The enforcement of Section 271 would also open up opportunities for new types of competitors, because, unlike Section 251, it instructs the Bells to provision unbundled elements to wireless and long-distance companies as well as CLECs.

“We’re hopeful the FCC will take a fresh look at what’s happened in the past and what’s necessary for the future,” said Genny Morelli, a partner at law firm Kelley Drye.

The group consists of 360networks, Broadview Networks, Cbeyond (CBEY), Covad Communications, NuVox, PAETEC (PAET), Sprint Nextel Corp. (S), tw telecom inc. (TWTC) and their industry association, COMPTEL.

The entities crafted their plea in hopes of starting a negotiation and arbitration process that will pave the way to FCC enforcement of Section 271. To that end, they proposed rules that create the least amount of administrative burden possible, Gillan said.

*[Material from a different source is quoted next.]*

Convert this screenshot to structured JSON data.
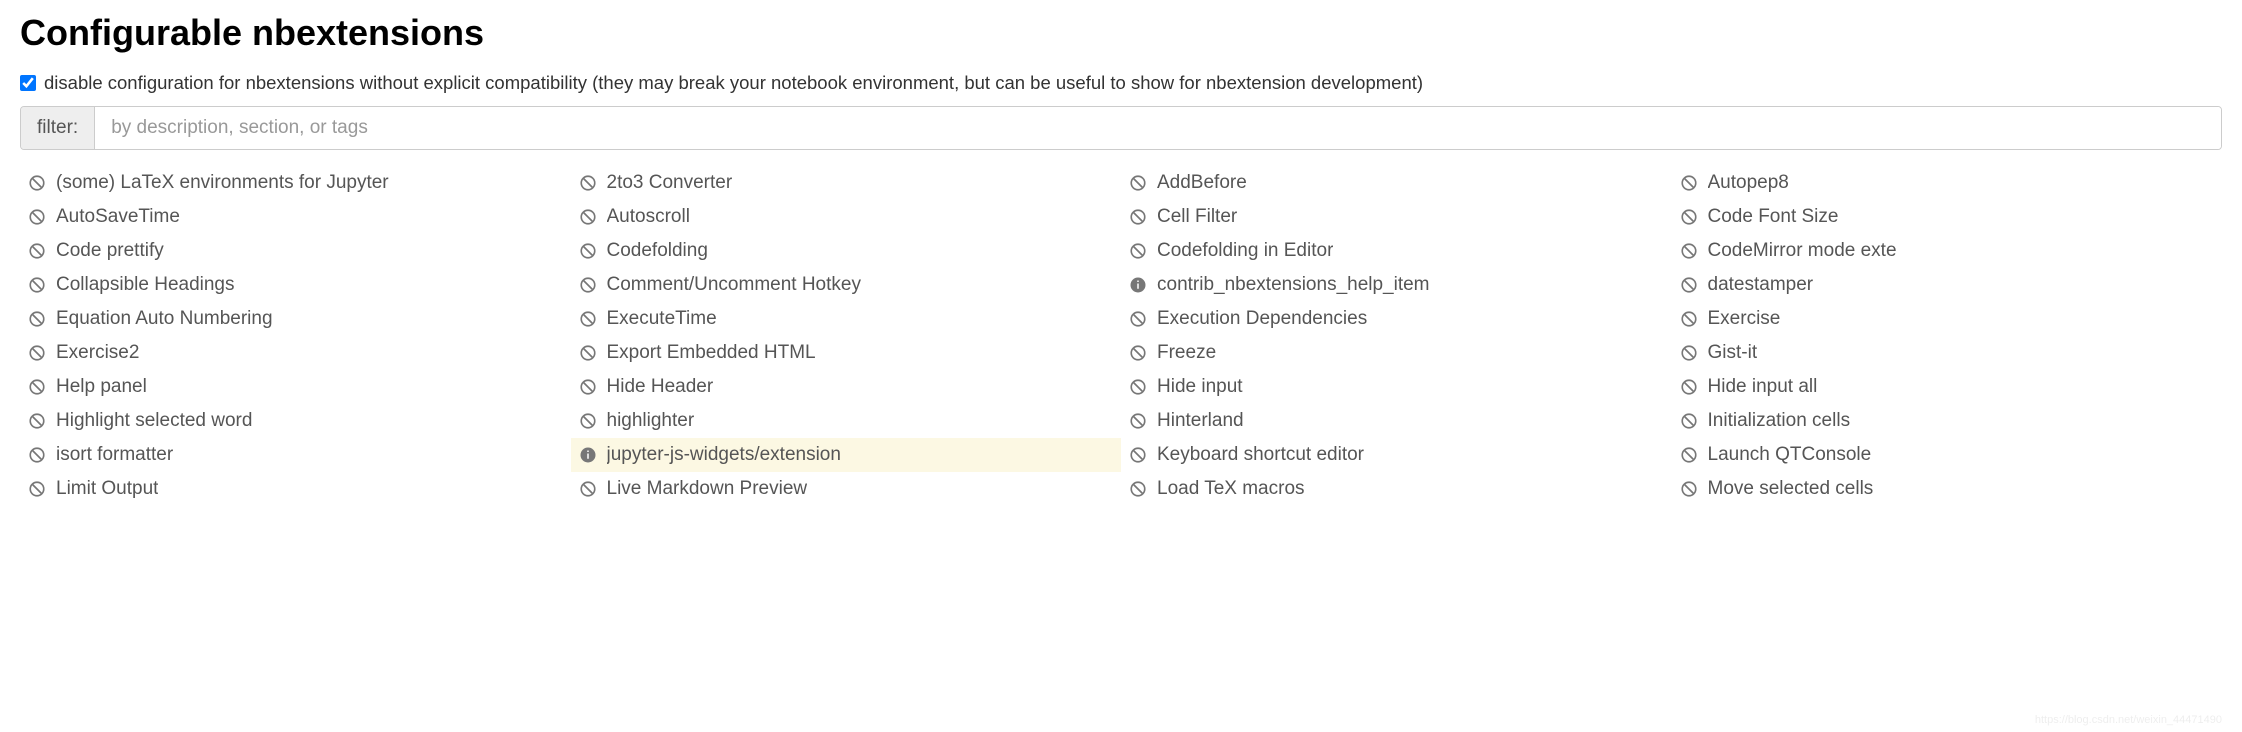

It’s time for the FCC to turn “obligations into real offerings,” Gillan added. The trick there, he said, is to make certain pricing and terms are just, reasonable and non-discriminatory.

Competitive carriers first started losing ground almost five years ago with the FCC phase-out of unbundled network element-platform (UNE-P) rules; those mandates guaranteed competitor access to Bell networks at wholesale cost. Once those protections were gone, though, CLECs fell victim to unregulated lease rates, some that ran as much as 30 percent higher than UNE-P. CLECs either had to pay the new charges, build their own networks, find transport alternatives or go out of business.